You really have to understand the culture to get that a leader in exile has even more mystical power than the presence of an ineffectual leader in the midst.

Finally, his death squads might "melt away", but it doesn't mean they won't be active. They will simply go even further underground. Even his politicos in parliament will not desert him since he will be bringing in money and support from Iran. At most, the Shia organizations that formed an alliance with him in order to insure Shia power in Parliament may feel a little less constrained by his demands. But, they will still need his party's votes if they hope to gain the necessary 2/3 votes to pass any laws or take any action.

This game is not over by a long shot.

Osama bin Laden has been called "dead" so many times, it seems ludicrous to even claim it, as much as one might desire it. However, the main point of the Captain's comments revolved around Zawahiri's latest statements that directed the "faithful" to follow Mullah Omar in Afghanistan.

This hardly denotes the lack of a "leader" (ie, Osama bin Laden). In previous speeches, Zawahiri has directed followers to get behind Al Qaeda in Iraq. Osama bin Laden told the "faithful" to join with the Iraqi Ba'athists and Sunni brethern (in Sept 2002, on the premonition that the US would attack Iraq; thus providing the back bone for Hussein's Fedeyeen) even though he was sure that the Ba'ath's time was over.

Frankly, Michael Yon and several others have been predicting a bloody Spring 2007. The tell-tale signs include the number of workers who have left the poppy-fields. In past history of Afghanistan, this is usually a gathering of the warriors to go a-jihad. With the poppy fields bursting as never before, it's fed a lot of money into the pockets of the Taliban and Al Qaeda that might eschew drugs as satan's work, but aren't adverse to selling it.

All I see from Zawahiri is a blatant call to arms. No hidden message regarding Osama or his status.

Most tend to see Zawahiri as the "second in command", but there is a rather large group of people that see him as more than the "spiritual advisor" and political master. In fact, some arguments tend to see him as the "king maker" behind the throne with all the power and OBL as simply the young and energetic man with money.
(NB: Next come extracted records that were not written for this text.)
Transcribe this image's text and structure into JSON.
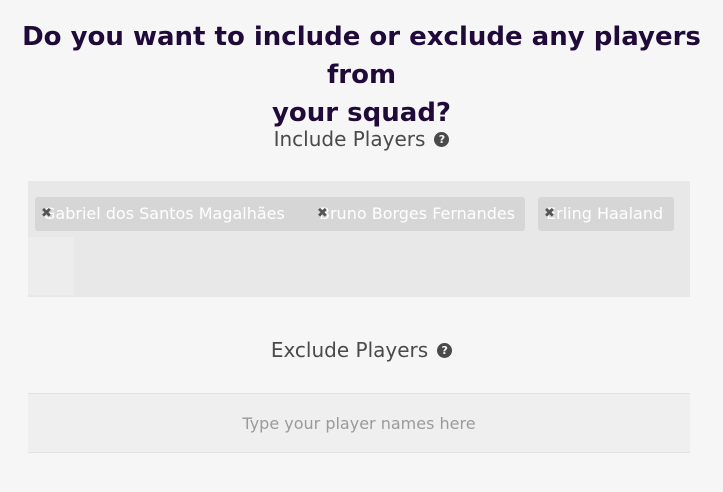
{
  "question": {
    "line1": "Do you want to include or exclude any players from",
    "line2": "your squad?"
  },
  "include": {
    "label": "Include Players",
    "help_icon": "question-circle-icon",
    "tags": [
      {
        "name": "Gabriel dos Santos Magalhães"
      },
      {
        "name": "Bruno Borges Fernandes"
      },
      {
        "name": "Erling Haaland"
      }
    ]
  },
  "exclude": {
    "label": "Exclude Players",
    "help_icon": "question-circle-icon",
    "placeholder": "Type your player names here",
    "value": ""
  },
  "colors": {
    "title": "#1f0a3a",
    "background": "#f6f6f6",
    "tag_bg": "#d6d6d6"
  }
}
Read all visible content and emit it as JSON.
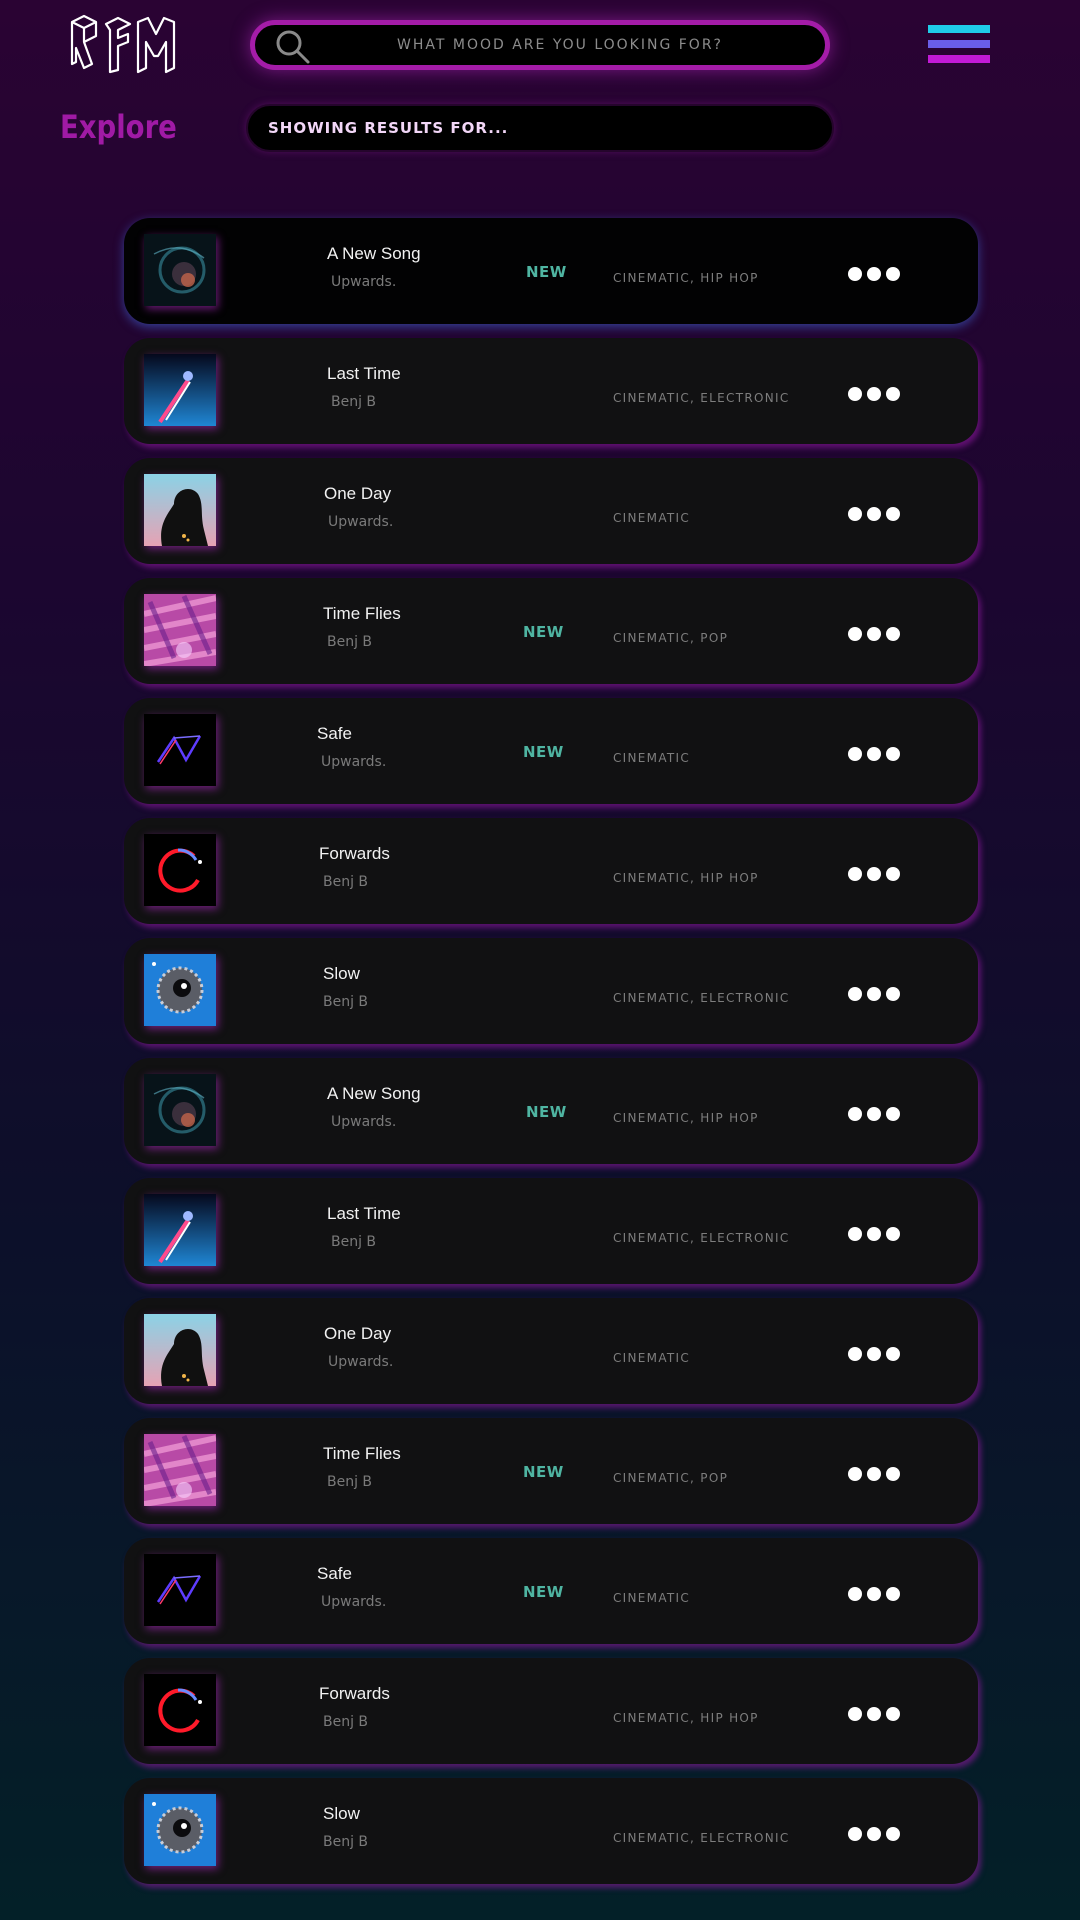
{
  "colors": {
    "accent": "#a41ca8",
    "explore_heading": "#a01aa5",
    "new_badge": "#4fb5a2",
    "menu_line_1": "#1fcde8",
    "menu_line_2": "#6a5ee8",
    "menu_line_3": "#c21ad6"
  },
  "header": {
    "logo_text": "RFM",
    "search_placeholder": "WHAT MOOD ARE YOU LOOKING FOR?",
    "menu_icon": "hamburger-menu-icon",
    "search_icon": "search-icon"
  },
  "page": {
    "title": "Explore",
    "results_label": "SHOWING RESULTS FOR..."
  },
  "tracks": [
    {
      "title": "A New Song",
      "artist": "Upwards.",
      "badge": "NEW",
      "genres": "CINEMATIC, HIP HOP",
      "cover": "blue-particle-swirl"
    },
    {
      "title": "Last Time",
      "artist": "Benj B",
      "badge": "",
      "genres": "CINEMATIC, ELECTRONIC",
      "cover": "neon-light-streak"
    },
    {
      "title": "One Day",
      "artist": "Upwards.",
      "badge": "",
      "genres": "CINEMATIC",
      "cover": "silhouette-sky"
    },
    {
      "title": "Time Flies",
      "artist": "Benj B",
      "badge": "NEW",
      "genres": "CINEMATIC, POP",
      "cover": "pink-motion-blur"
    },
    {
      "title": "Safe",
      "artist": "Upwards.",
      "badge": "NEW",
      "genres": "CINEMATIC",
      "cover": "neon-lines-dark"
    },
    {
      "title": "Forwards",
      "artist": "Benj B",
      "badge": "",
      "genres": "CINEMATIC, HIP HOP",
      "cover": "red-neon-ring"
    },
    {
      "title": "Slow",
      "artist": "Benj B",
      "badge": "",
      "genres": "CINEMATIC, ELECTRONIC",
      "cover": "blue-eye-planet"
    },
    {
      "title": "A New Song",
      "artist": "Upwards.",
      "badge": "NEW",
      "genres": "CINEMATIC, HIP HOP",
      "cover": "blue-particle-swirl"
    },
    {
      "title": "Last Time",
      "artist": "Benj B",
      "badge": "",
      "genres": "CINEMATIC, ELECTRONIC",
      "cover": "neon-light-streak"
    },
    {
      "title": "One Day",
      "artist": "Upwards.",
      "badge": "",
      "genres": "CINEMATIC",
      "cover": "silhouette-sky"
    },
    {
      "title": "Time Flies",
      "artist": "Benj B",
      "badge": "NEW",
      "genres": "CINEMATIC, POP",
      "cover": "pink-motion-blur"
    },
    {
      "title": "Safe",
      "artist": "Upwards.",
      "badge": "NEW",
      "genres": "CINEMATIC",
      "cover": "neon-lines-dark"
    },
    {
      "title": "Forwards",
      "artist": "Benj B",
      "badge": "",
      "genres": "CINEMATIC, HIP HOP",
      "cover": "red-neon-ring"
    },
    {
      "title": "Slow",
      "artist": "Benj B",
      "badge": "",
      "genres": "CINEMATIC, ELECTRONIC",
      "cover": "blue-eye-planet"
    }
  ]
}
Whatever Zawahiri's personal status amongst Terror Inc, he has certainly put out his own messages routinely with Osama popping up every once in awhile like a bad Elvis impersonator every time there is a strong rumor he is dead. Last noted appearance was around election time 2004 and I expect him to show up this time as well.

However, however I disagree with the Captain's take on the rudderless Zawahiri, spreading rumors of OBL's demise is a good thing because he usually can't help but pop out and then we get another chance to pop him.

So....OBL is dead, short lives to all those that succeed him!